"Tobias Peters" <tpeters / uni-oldenburg.de> a ˝─rit dans le message de
news:Pine.LNX.4.44.0307221251240.3017-100000 / localhost.localdomain...
> On Sun, 20 Jul 2003, renoX wrote:
>
> > Hello,
> > I'm a newbie in Ruby and I have a problem with character encoding.
> >
> > I use Ruby to list the file contained in a directory in Windows.
> > Those filenames contains non-ASCII character (French accent,etc)..
> >
> > I'd like to put the name of those file in an XHTML webpage.
> > I have two possibilitties:
> > - I transcode from the 'native Windows encoding' to UTF-8.
> > or - I declare in the XHTML file to be in the encoding used by Ruby on
> > Windows.
> >
> > My preferred solution would be do the transcoding, but I don't know what
is
> > the encoding returned by Dir.each...
>
> This is a can of worms, and it goes far beyond the ruby language. To
> handle character encodings correctly, each character string as well as
> each source and each sink of characters needs an :encoding attribute. This
> is planned for ruby 1.9/2.0.

This explains why I didn't found any information on the subject..

> Since you work on windows, you might be able to get the necessary
> information (encoding of filesystem names) from the OS (but don't ask me
> how), since, AFAIK, NTFS stores file names in Unicode (UTF16 or UCS2, I
> think) and Windows API transcodes filenames from / to the default
> character encoding for your application.
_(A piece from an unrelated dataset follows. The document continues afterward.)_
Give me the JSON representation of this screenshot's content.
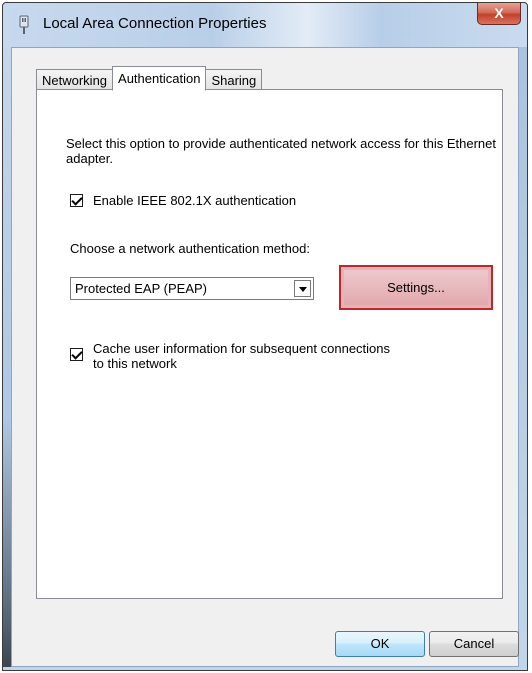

FAT filesystems store filenames
> in some default encoding, and windows might know which and translate as
> needed (i am not sure).

I'll try UTF16 or UCS2, and if it doesn't work, I'll look at the sources of
Dir.each to see what system call it use, in a windows programming group they
should be able to tell which format it uses, apparently the library
documentation is a "bit high level" (at least on Windows) on these
"details".

> On Linux, the situation is far worse, since in EXT2 / EXT3, filenames are
> just strings of _bytes_ (only 0x0 and 0x2f are disallowed).
> I have no clue how ruby (or any other program) could determine the
> encoding of filenames there.

Well I think that Ruby (or any other program) cannot know, but that's up to
the programmer to know..
The strange thing (for me) is that apparently there is no library in Ruby to
do the transcoding.
Of course it'd be nice when it will be incorporated into the language,
 but I'm surprised that in the meantime there is no library to do the same
purpose,
I'll check again in the RAA to see if I missed it the first time.

Thanks a lot for your help.
RenoX

>
>   Tobias
>